Modeling, Parameter Identification, and Steering Angle Control of Electric Power Steering for Trajectory Following in Autonomous Vehicles

This paper presents modeling, parameter identification, and control of the Electric Power Steering (EPS) in the autonomous driving mode (driverless mode). The model consists of three parts, the first part estimates the mechanical system of the EPS by a second order one degree of freedom model, the lumped parameters of the mechanical model, moment of inertia, damping and coulomb friction constant are identified using Recursive Least Squares (RLSE). The second part of the model is the estimation of the dynamics of the electric motor by a second order transfer function using (RLSE). The third part of the model is the estimation of the aligning moment torque resulting from road disturbance.
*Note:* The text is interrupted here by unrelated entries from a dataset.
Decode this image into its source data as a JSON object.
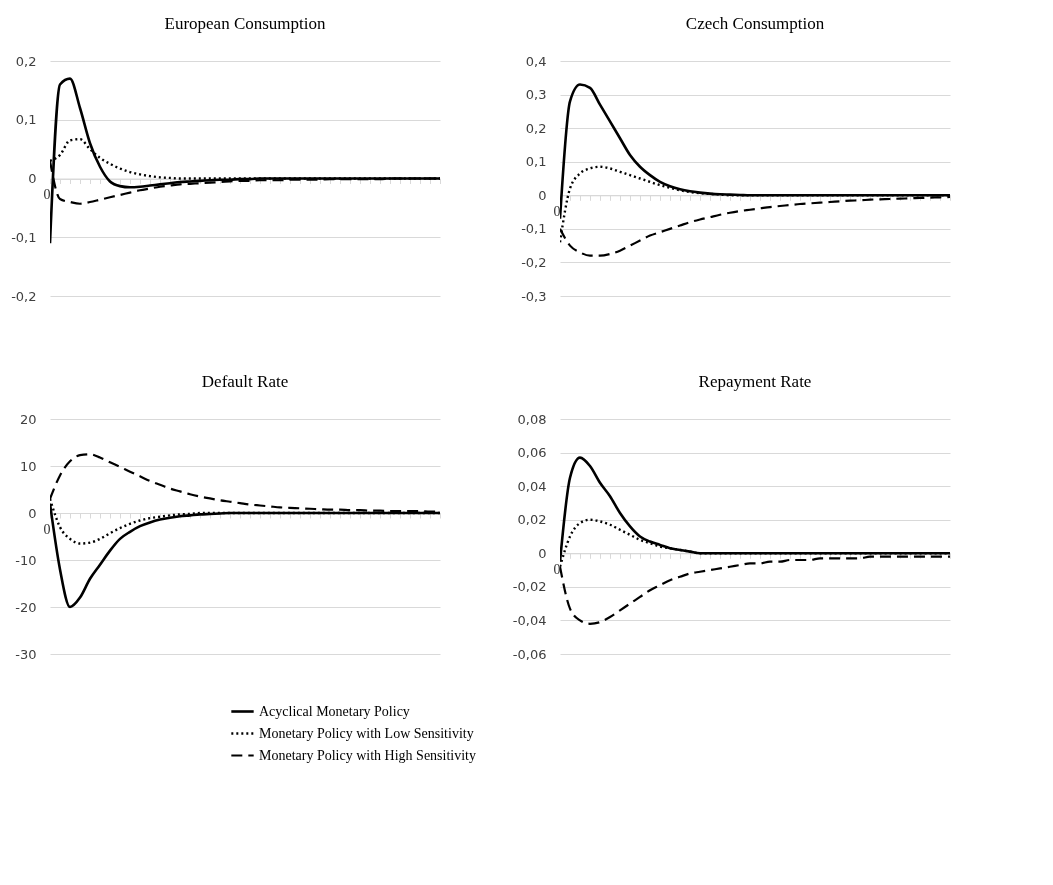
{
  "chart_data": [
    {
      "type": "line",
      "title": "European Consumption",
      "categories": [
        "0",
        null,
        null,
        null,
        null,
        null,
        null,
        null,
        null,
        null,
        null,
        null,
        null,
        null,
        null,
        null,
        null,
        null,
        null,
        null,
        null,
        null,
        null,
        null,
        null,
        null,
        null,
        null,
        null,
        null,
        null,
        null,
        null,
        null,
        null,
        null,
        null,
        null,
        null,
        null
      ],
      "ylim": [
        -0.2,
        0.2
      ],
      "yticks": [
        {
          "value": -0.2,
          "label": "-0,2"
        },
        {
          "value": -0.1,
          "label": "-0,1"
        },
        0,
        {
          "value": 0.1,
          "label": "0,1"
        },
        {
          "value": 0.2,
          "label": "0,2"
        }
      ],
      "grid": "y",
      "series": [
        {
          "color": "#000000",
          "line_style": "solid",
          "values": [
            -0.11,
            0.16,
            0.17,
            0.12,
            0.06,
            0.02,
            -0.005,
            -0.013,
            -0.015,
            -0.014,
            -0.012,
            -0.01,
            -0.008,
            -0.006,
            -0.005,
            -0.004,
            -0.003,
            -0.002,
            -0.002,
            -0.001,
            -0.001,
            0,
            0,
            0,
            0,
            0,
            0,
            0,
            0,
            0,
            0,
            0,
            0,
            0,
            0,
            0,
            0,
            0,
            0,
            0
          ]
        },
        {
          "color": "#000000",
          "line_style": "dotted",
          "values": [
            0.03,
            0.04,
            0.065,
            0.067,
            0.05,
            0.035,
            0.025,
            0.017,
            0.011,
            0.007,
            0.004,
            0.002,
            0.001,
            0,
            0,
            0,
            0,
            0,
            0,
            0,
            0,
            0,
            0,
            0,
            0,
            0,
            0,
            0,
            0,
            0,
            0,
            0,
            0,
            0,
            0,
            0,
            0,
            0,
            0,
            0
          ]
        },
        {
          "color": "#000000",
          "line_style": "dashed",
          "values": [
            0.03,
            -0.035,
            -0.04,
            -0.043,
            -0.04,
            -0.036,
            -0.032,
            -0.028,
            -0.024,
            -0.02,
            -0.017,
            -0.014,
            -0.012,
            -0.01,
            -0.009,
            -0.008,
            -0.007,
            -0.006,
            -0.005,
            -0.004,
            -0.004,
            -0.003,
            -0.003,
            -0.003,
            -0.002,
            -0.002,
            -0.002,
            -0.002,
            -0.001,
            -0.001,
            -0.001,
            -0.001,
            -0.001,
            -0.001,
            0,
            0,
            0,
            0,
            0,
            0
          ]
        }
      ]
    },
    {
      "type": "line",
      "title": "Czech Consumption",
      "categories": [
        "0",
        null,
        null,
        null,
        null,
        null,
        null,
        null,
        null,
        null,
        null,
        null,
        null,
        null,
        null,
        null,
        null,
        null,
        null,
        null,
        null,
        null,
        null,
        null,
        null,
        null,
        null,
        null,
        null,
        null,
        null,
        null,
        null,
        null,
        null,
        null,
        null,
        null,
        null,
        null
      ],
      "ylim": [
        -0.3,
        0.4
      ],
      "yticks": [
        {
          "value": -0.3,
          "label": "-0,3"
        },
        {
          "value": -0.2,
          "label": "-0,2"
        },
        {
          "value": -0.1,
          "label": "-0,1"
        },
        0,
        {
          "value": 0.1,
          "label": "0,1"
        },
        {
          "value": 0.2,
          "label": "0,2"
        },
        {
          "value": 0.3,
          "label": "0,3"
        },
        {
          "value": 0.4,
          "label": "0,4"
        }
      ],
      "grid": "y",
      "series": [
        {
          "color": "#000000",
          "line_style": "solid",
          "values": [
            -0.07,
            0.28,
            0.33,
            0.32,
            0.27,
            0.22,
            0.17,
            0.12,
            0.085,
            0.06,
            0.04,
            0.027,
            0.018,
            0.012,
            0.008,
            0.005,
            0.003,
            0.002,
            0.001,
            0,
            0,
            0,
            0,
            0,
            0,
            0,
            0,
            0,
            0,
            0,
            0,
            0,
            0,
            0,
            0,
            0,
            0,
            0,
            0,
            0
          ]
        },
        {
          "color": "#000000",
          "line_style": "dotted",
          "values": [
            -0.14,
            0.02,
            0.065,
            0.08,
            0.085,
            0.08,
            0.07,
            0.06,
            0.05,
            0.04,
            0.03,
            0.022,
            0.015,
            0.01,
            0.006,
            0.004,
            0.002,
            0,
            0,
            0,
            0,
            0,
            0,
            0,
            0,
            0,
            0,
            0,
            0,
            0,
            0,
            0,
            0,
            0,
            0,
            0,
            0,
            0,
            0,
            0
          ]
        },
        {
          "color": "#000000",
          "line_style": "dashed",
          "values": [
            -0.1,
            -0.15,
            -0.17,
            -0.18,
            -0.18,
            -0.175,
            -0.165,
            -0.15,
            -0.135,
            -0.12,
            -0.11,
            -0.1,
            -0.09,
            -0.08,
            -0.072,
            -0.065,
            -0.058,
            -0.052,
            -0.047,
            -0.043,
            -0.039,
            -0.035,
            -0.032,
            -0.029,
            -0.026,
            -0.024,
            -0.022,
            -0.02,
            -0.018,
            -0.016,
            -0.015,
            -0.013,
            -0.012,
            -0.011,
            -0.01,
            -0.009,
            -0.008,
            -0.007,
            -0.006,
            -0.005
          ]
        }
      ]
    },
    {
      "type": "line",
      "title": "Default Rate",
      "categories": [
        "0",
        null,
        null,
        null,
        null,
        null,
        null,
        null,
        null,
        null,
        null,
        null,
        null,
        null,
        null,
        null,
        null,
        null,
        null,
        null,
        null,
        null,
        null,
        null,
        null,
        null,
        null,
        null,
        null,
        null,
        null,
        null,
        null,
        null,
        null,
        null,
        null,
        null,
        null,
        null
      ],
      "ylim": [
        -30,
        20
      ],
      "yticks": [
        -30,
        -20,
        -10,
        0,
        10,
        20
      ],
      "grid": "y",
      "series": [
        {
          "color": "#000000",
          "line_style": "solid",
          "values": [
            2,
            -12,
            -20,
            -18,
            -14,
            -11,
            -8,
            -5.5,
            -4,
            -2.8,
            -2,
            -1.4,
            -1,
            -0.7,
            -0.5,
            -0.3,
            -0.2,
            -0.1,
            0,
            0,
            0,
            0,
            0,
            0,
            0,
            0,
            0,
            0,
            0,
            0,
            0,
            0,
            0,
            0,
            0,
            0,
            0,
            0,
            0,
            0
          ]
        },
        {
          "color": "#000000",
          "line_style": "dotted",
          "values": [
            3,
            -3,
            -5.5,
            -6.5,
            -6.3,
            -5.5,
            -4.3,
            -3.2,
            -2.3,
            -1.6,
            -1.1,
            -0.8,
            -0.5,
            -0.3,
            -0.2,
            0,
            0,
            0,
            0,
            0,
            0,
            0,
            0,
            0,
            0,
            0,
            0,
            0,
            0,
            0,
            0,
            0,
            0,
            0,
            0,
            0,
            0,
            0,
            0,
            0
          ]
        },
        {
          "color": "#000000",
          "line_style": "dashed",
          "values": [
            3,
            8,
            11,
            12.3,
            12.5,
            11.8,
            10.8,
            9.8,
            8.8,
            7.8,
            6.8,
            6,
            5.2,
            4.6,
            4,
            3.5,
            3.1,
            2.7,
            2.4,
            2.1,
            1.8,
            1.6,
            1.4,
            1.2,
            1.1,
            1,
            0.9,
            0.8,
            0.7,
            0.7,
            0.6,
            0.6,
            0.5,
            0.5,
            0.4,
            0.4,
            0.4,
            0.4,
            0.3,
            0.3
          ]
        }
      ]
    },
    {
      "type": "line",
      "title": "Repayment Rate",
      "categories": [
        "0",
        null,
        null,
        null,
        null,
        null,
        null,
        null,
        null,
        null,
        null,
        null,
        null,
        null,
        null,
        null,
        null,
        null,
        null,
        null,
        null,
        null,
        null,
        null,
        null,
        null,
        null,
        null,
        null,
        null,
        null,
        null,
        null,
        null,
        null,
        null,
        null,
        null,
        null,
        null
      ],
      "ylim": [
        -0.06,
        0.08
      ],
      "yticks": [
        {
          "value": -0.06,
          "label": "-0,06"
        },
        {
          "value": -0.04,
          "label": "-0,04"
        },
        {
          "value": -0.02,
          "label": "-0,02"
        },
        0,
        {
          "value": 0.02,
          "label": "0,02"
        },
        {
          "value": 0.04,
          "label": "0,04"
        },
        {
          "value": 0.06,
          "label": "0,06"
        },
        {
          "value": 0.08,
          "label": "0,08"
        }
      ],
      "grid": "y",
      "legend": "bottom",
      "series": [
        {
          "name": "Acyclical Monetary Policy",
          "color": "#000000",
          "line_style": "solid",
          "values": [
            -0.005,
            0.045,
            0.057,
            0.052,
            0.042,
            0.034,
            0.024,
            0.016,
            0.01,
            0.007,
            0.005,
            0.003,
            0.002,
            0.001,
            0,
            0,
            0,
            0,
            0,
            0,
            0,
            0,
            0,
            0,
            0,
            0,
            0,
            0,
            0,
            0,
            0,
            0,
            0,
            0,
            0,
            0,
            0,
            0,
            0,
            0
          ]
        },
        {
          "name": "Monetary Policy with Low Sensitivity",
          "color": "#000000",
          "line_style": "dotted",
          "values": [
            -0.008,
            0.01,
            0.018,
            0.02,
            0.019,
            0.017,
            0.014,
            0.011,
            0.008,
            0.006,
            0.004,
            0.003,
            0.002,
            0.001,
            0,
            0,
            0,
            0,
            0,
            0,
            0,
            0,
            0,
            0,
            0,
            0,
            0,
            0,
            0,
            0,
            0,
            0,
            0,
            0,
            0,
            0,
            0,
            0,
            0,
            0
          ]
        },
        {
          "name": "Monetary Policy with High Sensitivity",
          "color": "#000000",
          "line_style": "dashed",
          "values": [
            -0.008,
            -0.033,
            -0.04,
            -0.042,
            -0.041,
            -0.038,
            -0.034,
            -0.03,
            -0.026,
            -0.022,
            -0.019,
            -0.016,
            -0.014,
            -0.012,
            -0.011,
            -0.01,
            -0.009,
            -0.008,
            -0.007,
            -0.006,
            -0.006,
            -0.005,
            -0.005,
            -0.004,
            -0.004,
            -0.004,
            -0.003,
            -0.003,
            -0.003,
            -0.003,
            -0.003,
            -0.002,
            -0.002,
            -0.002,
            -0.002,
            -0.002,
            -0.002,
            -0.002,
            -0.002,
            -0.002
          ]
        }
      ]
    }
  ]
}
The aligning moment is estimated as a function of lateral forces, pneumatic trail, and kinematic trail. Lateral forces are estimated as a function of tire slip angle. Extended Kalman filter (EKF) is implemented to estimate the vehicle side slip angle and yaw rate to be used in the tire slip angle estimation. The model is used in control of the Steering Wheel Angle (SWA) of the EPS for trajectory following. The model is also used to provide a complete steering actuation model for simulation purposes. The control method used to control the EPS angle is Sliding Mode Control (SMC). Side slip angle and aligning moment were validated experimentally in the vehicle, estimated side slip angle showed comparable results with Oxford INS/GPS. Simulation results proved excellent tracking of the SMC SWA controller and compensation for the aligning moment. Simulations were conducted using the EPS model constructed from real time data.